NAMIC’s comments to the Treasury refer to the impact on small businesses, calculation of direct earned premium and the scope of commercial insurance. “Because our membership is so diverse, we fully appreciate the challenge faced by the Treasury Department,” said Ward. “Fashioning regulations to implement TRIA in such a short period, with no precedent to rely on, presents many extraordinary challenges. Our comments and suggestions are offered with this realty in mind,” stated Ward.
On Nov. 26, 2002, President Bush signed the Terrorism Risk Insurance Act (TRIA) into law, and it became Public Law No. 107-297. The TRIA is a two-year program, which may be extended for a third year if the Secretary of Treasury deems it necessary.

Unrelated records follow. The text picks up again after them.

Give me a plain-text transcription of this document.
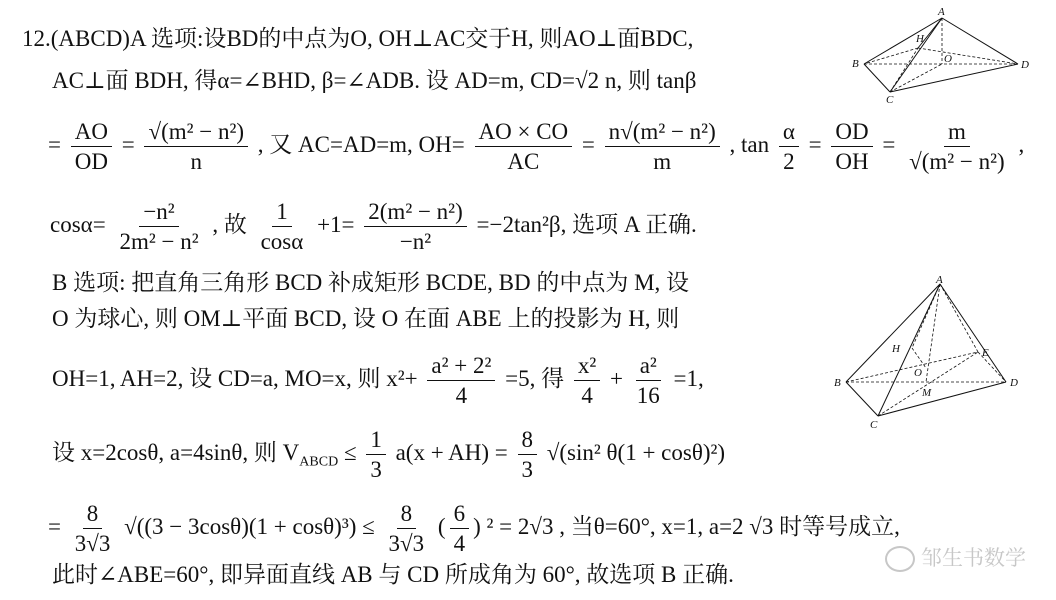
12.(ABCD)A 选项:设BD的中点为O, OH⊥AC交于H, 则AO⊥面BDC,
AC⊥面 BDH, 得α=∠BHD, β=∠ADB. 设 AD=m, CD=√2 n, 则 tanβ
= $\frac{AO}{OD} = \frac{\text{√(m² − n²)}}{n}$ , 又 AC=AD=m, $OH= \frac{AO \times CO}{AC} = \frac{\text{n√(m² − n²)}}{m}$ , $\tan \frac{\alpha}{2} = \frac{OD}{OH} = \frac{m}{\text{√(m² − n²)}}$ ,
$\cos\alpha= \frac{\text{−n²}}{\text{2m² − n²}}$ , 故 $\frac{1}{\cos\alpha} +1= \frac{\text{2(m² − n²)}}{\text{−n²}} =-2\tan^2\beta$, 选项 A 正确.
B 选项: 把直角三角形 BCD 补成矩形 BCDE, BD 的中点为 M, 设
O 为球心, 则 OM⊥平面 BCD, 设 O 在面 ABE 上的投影为 H, 则
OH=1, AH=2, 设 CD=a, MO=x, 则 $x^2+ \frac{\text{a² + 2²}}{4} =5$, 得 $\frac{\text{x²}}{4} + \frac{\text{a²}}{16} =1$,
设 x=2cosθ, a=4sinθ, 则 $V_{ABCD} \le \frac{1}{3} a(x + AH) = \frac{8}{3} √(\sin^2$ θ(1 + cosθ)²)
= $\frac{8}{3√3} √((3 - 3\cos\theta)(1 + \cos\theta)^3) \le \frac{8}{3√3}$ ( $\frac{6}{4}$ ) ² = 2√3 , 当θ=60°, x=1, a=2 √3 时等号成立,
此时∠ABE=60°, 即异面直线 AB 与 CD 所成角为 60°, 故选项 B 正确.
A
B
C
D
H
O
A
B
C
D
H	E
O
M
邹生书数学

It is designed to stabilize the commercial insurance and reinsurance markets in the wake of Sept. 11, 2001. Because TRIA is a temporary program, the U.S. Treasury Department and the National Association of Insurance Commissioners (NAIC) have been working to implement the new law in a short time period. Shortly after enactment, the NAIC issued a model guidance bulletin, and most states have issued their own bulletins.